ARRET 5ème CH. No06 /
COUR D'APPEL D'AIX EN PROVENCE
ARRÊT AU FOND
5ème Chambre
Prononcé publiquement le MERCREDI 8 MARS 2006, par la 5ème chambre des appels correctionnels,
Sur appel d'un jugement du TRIBUNAL CORRECTIONNEL de NICE du 08 MARS 2004
J. F.
PRÉVENU
Z... Louis
GROSSE DÉLIVRÉE
LE :
à Maître :
PARTIES EN CAUSE DEVANT LA COUR :
Z... Louis Joseph Célestin
né le 28 Septembre 1941 à ROQUEBILLIERE (06)

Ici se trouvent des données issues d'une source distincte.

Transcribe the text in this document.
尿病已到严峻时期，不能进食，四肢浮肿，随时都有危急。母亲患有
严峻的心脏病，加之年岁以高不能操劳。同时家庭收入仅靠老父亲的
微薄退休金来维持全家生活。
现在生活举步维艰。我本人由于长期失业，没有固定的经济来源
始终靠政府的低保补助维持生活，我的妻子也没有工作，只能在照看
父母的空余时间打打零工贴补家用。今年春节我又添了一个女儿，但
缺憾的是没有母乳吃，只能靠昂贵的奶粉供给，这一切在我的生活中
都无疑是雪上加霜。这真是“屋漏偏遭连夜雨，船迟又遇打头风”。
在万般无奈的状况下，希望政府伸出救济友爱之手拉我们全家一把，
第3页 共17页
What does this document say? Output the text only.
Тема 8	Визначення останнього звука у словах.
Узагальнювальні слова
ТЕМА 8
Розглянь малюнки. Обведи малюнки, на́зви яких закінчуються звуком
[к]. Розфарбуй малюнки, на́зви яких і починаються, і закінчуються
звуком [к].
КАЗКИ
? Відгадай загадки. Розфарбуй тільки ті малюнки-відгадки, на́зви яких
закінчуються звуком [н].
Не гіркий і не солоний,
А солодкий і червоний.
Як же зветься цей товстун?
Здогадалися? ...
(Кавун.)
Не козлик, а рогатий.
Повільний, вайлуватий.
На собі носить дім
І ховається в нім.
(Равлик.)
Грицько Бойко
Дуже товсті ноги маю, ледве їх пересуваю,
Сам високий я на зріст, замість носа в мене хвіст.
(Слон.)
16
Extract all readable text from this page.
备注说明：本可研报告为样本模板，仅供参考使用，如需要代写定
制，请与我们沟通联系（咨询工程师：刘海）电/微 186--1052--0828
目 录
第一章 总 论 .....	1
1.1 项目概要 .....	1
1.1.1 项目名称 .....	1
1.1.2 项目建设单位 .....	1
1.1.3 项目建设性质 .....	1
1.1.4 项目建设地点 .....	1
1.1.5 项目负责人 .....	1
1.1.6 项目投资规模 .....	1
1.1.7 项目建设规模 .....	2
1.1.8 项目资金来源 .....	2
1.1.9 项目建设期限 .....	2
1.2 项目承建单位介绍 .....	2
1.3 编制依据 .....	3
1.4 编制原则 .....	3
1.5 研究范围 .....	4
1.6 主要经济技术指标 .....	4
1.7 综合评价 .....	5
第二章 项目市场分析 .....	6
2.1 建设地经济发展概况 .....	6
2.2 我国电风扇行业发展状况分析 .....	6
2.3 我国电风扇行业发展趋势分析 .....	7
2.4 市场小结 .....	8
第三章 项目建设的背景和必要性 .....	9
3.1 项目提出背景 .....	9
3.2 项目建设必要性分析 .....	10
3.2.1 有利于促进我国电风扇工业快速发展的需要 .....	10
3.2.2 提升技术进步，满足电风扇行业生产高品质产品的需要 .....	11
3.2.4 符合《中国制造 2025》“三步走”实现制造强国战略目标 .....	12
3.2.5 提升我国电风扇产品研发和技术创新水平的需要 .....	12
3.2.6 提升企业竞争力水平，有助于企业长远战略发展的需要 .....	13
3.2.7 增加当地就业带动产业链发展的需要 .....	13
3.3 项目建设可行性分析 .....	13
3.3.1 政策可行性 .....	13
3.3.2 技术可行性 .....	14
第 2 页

de Z... et de X... Joséphine
de nationalité Française
demeurant : ...06000 NICE
jamais condamné
Comparant, assisté de Maître DUREUIL Christian, avocat au barreau d'Aix-en-Provence
appelant
LE MINISTÈRE PUBLIC
appelant
Y... Solange épouse C...
Demeurant ...-06000 NICE
Non comparante
Représentée par Maître AGENIE Alain, avocat au barreau de NICE
Partie civile, non appelante
C... Roger
Demeurant ...-06000 NICE
Non comparant
Représenté par Maître AGENIE Alain, avocat au barreau de NICE
Partie civile, non appelant
ARRET 5ème CH. No06 /
DÉROULEMENT DES DÉBATS :
L'affaire a été appelée à l'audience publique du MARDI 24 JANVIER 2006,
Monsieur le Président LACAN a constaté l'identité du prévenu,
Madame le Conseiller MICHEL a présenté le rapport de l'affaire,
Le prévenu a été entendu en ses observations et moyens de défense,
Maître AGENIE conseil des parties civiles indique avoir interjeté appel devant le tribunal correctionnel de Nice et s'étonne de l'absence de justificatif au dossier de la Cour,
La Cour l'invite à justifier de son appel en cours de délibéré,
Maître AGENIE conseil des parties civiles a été entendu en sa plaidoirie et a déposé des conclusions,
Le Ministère Public a pris ses réquisitions,
Maître DUREUIL, conseil du prévenu, a été entendu en sa plaidoirie et a déposé des conclusions,
Le prévenu ayant eu la parole en dernier,
Enfin, le Président a indiqué que l'arrêt serait prononcé à l'audience du MERCREDI 8 MARS 2006.
RAPPEL DE LA PROCÉDURE :
LA PRÉVENTION :
Z... Louis est prévenu d'avoir :
-à NICE (06) courant 1997 et 1999, altéré frauduleusement la vérité dans un écrit, ou tout autre support d'expression de la pensée, ayant pour effet d'établir la preuve d'un droit ou d'un fait ayant des conséquences juridiques, en l'espèce un procès-verbal de l'assemblée générale du 09. 06. 1997 des copropriétaires du " Clairval ", des mandats de copropriétaires et une liste de présence de l'assemblée générale, au préjudice de Roger C..., Solange C...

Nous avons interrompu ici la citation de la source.